Tuesday, May 8, 2012

The shrine of Hazrat Kalimullah Shah {Dehli}

The shrine of Hazrat Kalimullah Shah, opposite the Red Fort, always draw a crowd of eager faces when the quwalli is being sung while the incense of joss sticks pervades the shrine. Alongside the saint’s velvet-covered tomb are the graves of his father and daughter. The marble shrine and the unorthodox mosque which is squarish was constructed by the late Sajjadanashin caretaker of the shrine. The saint was the man who took on himself the task of bringing about a moral reawakening during the last days of the reign of Aurangzeb. The saint was born in Delhi around 1650 and his father, Sheikh Noorullah, was a well-known astronomer, calligraphist and professor of theology and he studied theology under the guidance of Sheikh Bunharuddin and Sheikh Bahlool, two famous ulemas of the time. After completing his studies, he renounced the world and became a sufi. At the place where the shrine is situated once stood Khanam-ka-bazaar which housed khanqa— a religious abode-cum-inn which was later converted into a college. 

There are several stories about the miracles performed by the saint including one in which he commanded the Yamuna to behave itself when the river flooded half of Delhi and he was also supposed to cure disease including the blindness of a girl. Every year, a two-day urs is held at the shrine which is attended by those who are on their way back from the pilgrimage to Ajmer Sharif. But of late, the shrine has lost a lot of its charm because of the market and residential quarters that have sprung up. Across the road from the mazar of Kalimulla Shah, is the shrine of Bhure Shah, another well-known saint while towards the Jama Masjid, the twin shrines of Hare Bhare Sahib and Sarmad Shaheed stand.
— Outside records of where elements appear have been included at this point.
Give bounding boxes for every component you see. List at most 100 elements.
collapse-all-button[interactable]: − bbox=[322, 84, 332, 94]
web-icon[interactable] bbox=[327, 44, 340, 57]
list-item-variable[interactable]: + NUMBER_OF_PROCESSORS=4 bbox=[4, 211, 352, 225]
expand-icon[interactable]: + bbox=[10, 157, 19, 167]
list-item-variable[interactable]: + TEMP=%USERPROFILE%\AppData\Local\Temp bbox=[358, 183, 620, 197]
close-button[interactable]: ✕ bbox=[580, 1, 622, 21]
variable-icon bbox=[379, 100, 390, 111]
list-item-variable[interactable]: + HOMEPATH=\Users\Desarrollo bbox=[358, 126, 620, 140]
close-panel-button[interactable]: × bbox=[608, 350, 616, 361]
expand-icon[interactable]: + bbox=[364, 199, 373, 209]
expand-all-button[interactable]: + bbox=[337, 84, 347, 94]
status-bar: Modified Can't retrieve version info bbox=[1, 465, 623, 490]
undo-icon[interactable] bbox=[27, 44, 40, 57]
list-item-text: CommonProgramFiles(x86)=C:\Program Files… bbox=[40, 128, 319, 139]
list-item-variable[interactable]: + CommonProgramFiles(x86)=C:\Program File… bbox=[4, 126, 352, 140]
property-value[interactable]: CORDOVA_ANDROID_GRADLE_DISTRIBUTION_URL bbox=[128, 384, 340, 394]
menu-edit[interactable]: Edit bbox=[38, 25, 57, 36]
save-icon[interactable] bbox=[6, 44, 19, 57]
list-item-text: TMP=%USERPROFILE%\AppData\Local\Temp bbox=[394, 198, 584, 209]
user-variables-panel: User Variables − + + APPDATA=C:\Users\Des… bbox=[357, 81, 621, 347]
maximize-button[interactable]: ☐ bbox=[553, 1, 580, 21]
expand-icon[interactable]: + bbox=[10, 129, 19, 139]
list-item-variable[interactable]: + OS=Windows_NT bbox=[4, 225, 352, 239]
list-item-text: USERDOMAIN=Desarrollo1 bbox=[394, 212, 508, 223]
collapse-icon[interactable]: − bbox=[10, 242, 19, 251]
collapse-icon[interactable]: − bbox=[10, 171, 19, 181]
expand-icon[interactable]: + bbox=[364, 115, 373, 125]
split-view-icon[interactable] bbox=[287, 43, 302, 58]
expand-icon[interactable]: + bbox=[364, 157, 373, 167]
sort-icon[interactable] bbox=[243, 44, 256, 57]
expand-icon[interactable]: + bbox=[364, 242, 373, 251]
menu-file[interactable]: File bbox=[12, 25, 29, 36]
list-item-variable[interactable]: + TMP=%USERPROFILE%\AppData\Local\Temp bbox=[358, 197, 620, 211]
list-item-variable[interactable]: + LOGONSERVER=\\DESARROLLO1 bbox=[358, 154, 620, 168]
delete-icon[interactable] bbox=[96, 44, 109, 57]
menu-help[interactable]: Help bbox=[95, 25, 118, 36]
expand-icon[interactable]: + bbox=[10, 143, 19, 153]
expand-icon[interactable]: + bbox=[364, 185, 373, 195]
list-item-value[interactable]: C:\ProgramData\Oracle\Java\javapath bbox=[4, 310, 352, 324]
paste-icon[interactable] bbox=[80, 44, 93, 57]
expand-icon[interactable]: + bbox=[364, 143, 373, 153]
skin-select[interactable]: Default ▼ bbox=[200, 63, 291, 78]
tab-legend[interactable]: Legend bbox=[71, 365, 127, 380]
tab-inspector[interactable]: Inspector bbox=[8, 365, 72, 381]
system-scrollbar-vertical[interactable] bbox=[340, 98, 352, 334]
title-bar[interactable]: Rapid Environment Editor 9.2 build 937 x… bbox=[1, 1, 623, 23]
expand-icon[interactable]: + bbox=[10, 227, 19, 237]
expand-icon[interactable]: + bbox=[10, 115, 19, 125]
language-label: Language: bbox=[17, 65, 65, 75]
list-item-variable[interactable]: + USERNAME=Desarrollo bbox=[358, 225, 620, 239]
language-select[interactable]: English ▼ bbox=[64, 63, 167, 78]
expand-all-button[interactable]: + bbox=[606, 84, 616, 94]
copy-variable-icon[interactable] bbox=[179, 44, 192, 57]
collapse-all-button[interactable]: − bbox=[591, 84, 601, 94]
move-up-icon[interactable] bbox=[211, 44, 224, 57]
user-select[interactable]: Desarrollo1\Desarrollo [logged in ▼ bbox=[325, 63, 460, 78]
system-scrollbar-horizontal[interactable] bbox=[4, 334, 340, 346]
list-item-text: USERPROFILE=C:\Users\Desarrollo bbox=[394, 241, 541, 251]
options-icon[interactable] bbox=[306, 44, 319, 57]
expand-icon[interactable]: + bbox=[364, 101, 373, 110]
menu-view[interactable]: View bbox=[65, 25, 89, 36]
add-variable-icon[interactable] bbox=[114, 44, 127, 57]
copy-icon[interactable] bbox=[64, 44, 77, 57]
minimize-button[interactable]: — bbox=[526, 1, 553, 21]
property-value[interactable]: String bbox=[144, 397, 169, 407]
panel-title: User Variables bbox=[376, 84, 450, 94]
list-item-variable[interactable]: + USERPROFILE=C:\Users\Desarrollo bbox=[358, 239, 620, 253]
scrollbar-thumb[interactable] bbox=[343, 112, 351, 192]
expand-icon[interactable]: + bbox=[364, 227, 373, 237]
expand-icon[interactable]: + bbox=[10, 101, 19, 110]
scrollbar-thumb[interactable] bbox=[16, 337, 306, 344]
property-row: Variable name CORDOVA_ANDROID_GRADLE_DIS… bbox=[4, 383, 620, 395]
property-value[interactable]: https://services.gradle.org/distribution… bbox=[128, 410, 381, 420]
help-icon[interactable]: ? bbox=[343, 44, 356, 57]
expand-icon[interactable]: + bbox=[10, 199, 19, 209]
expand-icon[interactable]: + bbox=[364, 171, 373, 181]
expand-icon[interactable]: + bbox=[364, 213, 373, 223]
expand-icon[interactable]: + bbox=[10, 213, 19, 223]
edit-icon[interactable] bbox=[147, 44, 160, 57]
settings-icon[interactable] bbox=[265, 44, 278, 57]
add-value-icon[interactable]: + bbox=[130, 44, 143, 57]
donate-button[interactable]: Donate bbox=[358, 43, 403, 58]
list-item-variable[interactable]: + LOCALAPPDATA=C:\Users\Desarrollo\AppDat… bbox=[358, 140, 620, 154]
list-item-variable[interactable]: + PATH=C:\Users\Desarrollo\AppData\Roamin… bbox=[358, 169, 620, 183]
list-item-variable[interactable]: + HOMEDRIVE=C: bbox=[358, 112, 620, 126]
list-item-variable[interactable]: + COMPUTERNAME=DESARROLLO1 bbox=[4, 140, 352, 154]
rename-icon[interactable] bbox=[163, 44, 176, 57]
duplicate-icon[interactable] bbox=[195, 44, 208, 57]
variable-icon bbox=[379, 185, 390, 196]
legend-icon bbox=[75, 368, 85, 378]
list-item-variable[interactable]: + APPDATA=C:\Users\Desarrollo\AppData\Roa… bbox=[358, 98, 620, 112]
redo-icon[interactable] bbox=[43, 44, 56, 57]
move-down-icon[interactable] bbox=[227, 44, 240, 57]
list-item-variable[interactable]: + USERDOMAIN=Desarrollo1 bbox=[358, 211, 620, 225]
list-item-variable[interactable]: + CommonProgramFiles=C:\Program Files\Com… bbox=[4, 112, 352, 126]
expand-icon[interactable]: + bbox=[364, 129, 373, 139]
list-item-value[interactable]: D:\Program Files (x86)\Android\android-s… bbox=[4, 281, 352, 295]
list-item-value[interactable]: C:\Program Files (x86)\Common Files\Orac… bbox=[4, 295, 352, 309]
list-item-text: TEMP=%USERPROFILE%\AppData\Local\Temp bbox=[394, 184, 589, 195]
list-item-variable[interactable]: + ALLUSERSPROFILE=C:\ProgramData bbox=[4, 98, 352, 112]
Close to the Chandni Chowk end of Jama Masjid is a small grave where an old woman sometimes sits and in the evening someone lights an oil lamp. 
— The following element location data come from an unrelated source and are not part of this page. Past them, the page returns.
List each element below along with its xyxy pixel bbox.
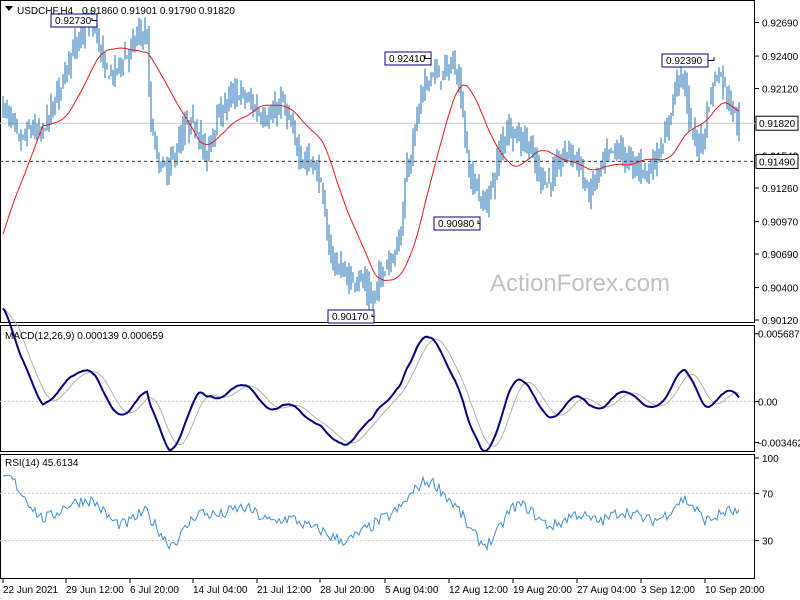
forex-chart: ActionForex.com 0.92730 0.90170 0.92410 0.9… (0, 0, 800, 596)
rsi-y-axis: 100 70 30 (755, 454, 779, 548)
price-y-tick-label: 0.90400 (762, 284, 799, 295)
rsi-y-tick-label: 30 (762, 537, 774, 548)
x-tick-label: 6 Jul 20:00 (130, 585, 179, 596)
price-y-tick-label: 0.90120 (762, 316, 799, 327)
price-y-tick-label: 0.92400 (762, 52, 799, 63)
macd-y-tick-label: -0.003462 (758, 439, 800, 450)
x-tick-label: 10 Sep 20:00 (705, 585, 765, 596)
x-tick-label: 28 Jul 20:00 (320, 585, 375, 596)
macd-panel-frame (0, 325, 755, 452)
macd-title: MACD(12,26,9) 0.000139 0.000659 (5, 331, 164, 342)
macd-y-tick-label: 0.005687 (758, 330, 800, 341)
annotation-label: 0.92730 (55, 16, 92, 27)
price-y-tick-label: 0.90970 (762, 218, 799, 229)
macd-y-axis: 0.005687 0.00 -0.003462 (755, 330, 800, 450)
x-tick-label: 12 Aug 12:00 (449, 585, 508, 596)
x-tick-label: 14 Jul 04:00 (193, 585, 248, 596)
price-bars (2, 8, 740, 314)
rsi-y-tick-label: 100 (762, 454, 779, 465)
current-price-label: 0.91820 (759, 119, 796, 130)
x-tick-label: 27 Aug 04:00 (577, 585, 636, 596)
x-tick-label: 29 Jun 12:00 (66, 585, 124, 596)
price-y-axis: 0.926900.924000.921200.918300.915400.912… (755, 19, 799, 327)
watermark: ActionForex.com (490, 270, 670, 297)
price-y-tick-label: 0.92120 (762, 84, 799, 95)
price-y-tick-label: 0.90690 (762, 250, 799, 261)
x-axis: 22 Jun 2021 29 Jun 12:00 6 Jul 20:00 14 Jul… (2, 579, 765, 596)
x-tick-label: 22 Jun 2021 (3, 585, 58, 596)
macd-y-tick-label: 0.00 (758, 397, 778, 408)
x-tick-label: 3 Sep 12:00 (641, 585, 695, 596)
macd-signal-line (2, 307, 740, 447)
price-y-tick-label: 0.91260 (762, 184, 799, 195)
x-tick-label: 5 Aug 04:00 (385, 585, 439, 596)
annotation-label: 0.90980 (438, 219, 475, 230)
macd-lines (2, 307, 740, 453)
dropdown-triangle-icon[interactable] (5, 6, 13, 11)
symbol-label: USDCHF,H4 (17, 6, 74, 17)
ohlc-label: 0.91860 0.91901 0.91790 0.91820 (82, 6, 235, 17)
price-y-tick-label: 0.92690 (762, 19, 799, 30)
rsi-path (3, 475, 740, 552)
annotation-label: 0.92410 (389, 54, 426, 65)
annotation-leader (708, 57, 715, 61)
rsi-line (3, 475, 740, 552)
level-price-label: 0.91490 (759, 157, 796, 168)
macd-main-line (2, 307, 740, 453)
rsi-title: RSI(14) 45.6134 (5, 458, 79, 469)
annotation-label: 0.92390 (666, 56, 703, 67)
x-tick-label: 21 Jul 12:00 (257, 585, 312, 596)
x-tick-label: 19 Aug 20:00 (513, 585, 572, 596)
annotation-label: 0.90170 (332, 312, 369, 323)
rsi-y-tick-label: 70 (762, 489, 774, 500)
Though it is a shrine, it is not known after whom it is named or even who built it. While one enters Ballimaran after crossing Chandni Chowk, one enters gali Qasim Jan where another saint, Kale sahib used to stay. Though the haveli of Kale Sahib does not exist today, the compound exists and it has become a slum as compared to the days when Mirza Ghalib stayed there after his release from prison for default in payment. It is said that Kale Sahib might have been visiting the shrines of Kalimullah, Bhure Shah and those of Hare Sahib and Sarmad. Later, however, the people began discussing about his saintly powers also. However, Ghalib never attended quwwali sessions at the shrines of the saints for in the evening he was either busy with mushairas or too drunk to do anything except enjoy the company of his favourite dancing girl in Chawri Bazaar. It is a pity that many of the buildings of that golden era have become paper godowns or commercial offices that are still being computerised fully.